By His All-Holiness Ecumenical Patriarch Bartholomew
(Boġaziçi University, May 9-10, 2014)
Eminent Rector of this esteemed university, Prof. Gülay Barbarosoğlu,
Distinguished symposium organizers and participants,
Ladies and gentlemen,
It is a particular pleasure and privilege to be asked to address you during this prestigious gathering of legal scholars as you explore various aspects of comparative law, especially as to the way that these have developed in the modern states of Turkey and Greece. We are grateful to the Aristovoulos Manessis Academic Society, which is continuing the pioneering scholarship and legacy of the late Greek constitutionalist, Aristovoulos Manessis.
We are also grateful to the Department of Political Science and International Relations of Boġaziçi University. Madam Rector, we recall with profound emotion and gratitude the exceptional honor bestowed on us this past December with the honorary doctorate from the Institute of Environmental Sciences. It is a joy for us to return here today on this auspicious occasion.
Dear friends, the subject of your conference relates to “converging and diverging trajectories” of comparative law in Greece and Turkey. Naturally we do not presume to have any informed insight into the topic that you will discuss during the course of this symposium. Nonetheless, we are all aware of the lasting impact of Byzantine jurisprudence for both church and secular law on Western civilization. The imperial Novellae (Νεαραἰ) regulated and affected every aspect of society – public and private, religious and civil alike. The close affiliation of church and state inevitably meant that emperors – from as early as Constantine and Theodosius in the fourth century – could shape church practice and even defend church doctrine.
However, the period of your focus during this symposium is in fact more recent. In this regard, two significant developments have marked European Constitutions after the end of Second World War:
The first and perhaps most important development was the strengthening of human rights with the enrichment of the list of rights and their inclusion in Constitutions. This was the response of modern, liberal democracies to the atrocities of Nazism and fascism. Moreover, it was associated with the adoption of the Universal Declaration of Human Rights in 1948 by the United Nations General Assembly, the creation of the Council of Europe in 1949, as well as the European Convention on Human Rights one year later.
The second important development was the recognition of Constitution’s binding character as a legal text. After the Second World War, the Constitution was seen as a fundamental law, whose violation would have both political and legal consequences. This acceptance came as people realized the significance of the control on the constitutionality of law. One contributing factor was the absolute failure of Parliaments during the inter-war period to prevent the rise of fascism and Nazism through “democratic means.” Furthermore, it was widely accepted that, in times of crisis, people must have in place and depend on the necessary institutional safeguards against omnipotence in order to safeguard democracy. Thereafter, the political role of judges would inevitably and increasingly be strengthened.

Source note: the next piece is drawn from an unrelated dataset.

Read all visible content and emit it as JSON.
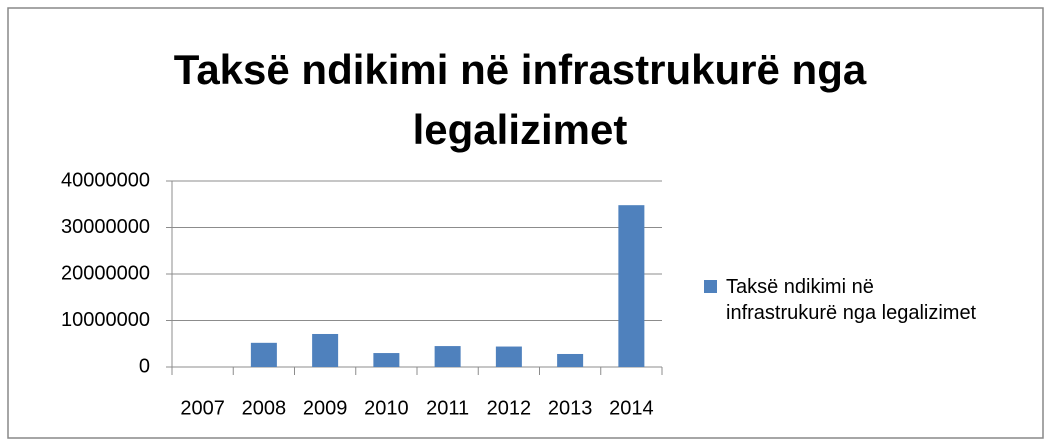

Today, however, things have somewhat changed. Thus, Greece does not have a Constitutional Court; instead, it has a long-standing system of diffused control of constitutionality. On the other hand, Turkey does have a Constitutional Court. Still, constitutional judges in both countries have assumed a role that brings them closer to politics than ever before. Nowadays, no major reform can be carried out unless it has duly passed through the constitutional process.
Permit us to offer you an example from our own experience. For, this is a fact that we have witnessed here in Turkey with the closure of our Halki Theological School following a decision of the Constitutional Court over forty-three years ago. Even more recently, just a few weeks ago, we observe that governmental plans to reform Turkish justice have been rejected.
Those of you living in Greece have similar experiences. For instance, with regard to environmental issues – which, as you know are very close to our heart and have formed a central part of our own ministry for over two decades – we know that, in order to implement a state environmental plan, one requires the approval of the Council of State, the country’s highest judicial authority, whose two former Presidents are actually present among us here today.
And what about the European Court? You are all aware that we brought the case of the Prinkipos Orphanage before the European Court of Human Rights, where we felt vindicated. The Court of Strasbourg recognized what had been denied by the Turkish legal order. Thus, the European Court acted as a Constitutional Judge, as a guardian of our rights as equal citizens.
During your deliberations, you will analyze diverse concepts and circumstances with regard to the “predominance of judges.” This is of vital importance and relevance to all of you, whether you live in Greece or in Turkey. For our part, as leaders and representatives of the Church, we shall continue to pray for your inspiration as legal practitioners called to remedy the law. We shall especially continue to appeal for the respect of religious freedom in countries that claim to live by democratic principles so that all people – irrespective of racial and religious origin, despite ethnic and cultural background, as well as above social and financial status – may be afforded equal rights as free citizens of a global world.
May God bless you and guide your discussions.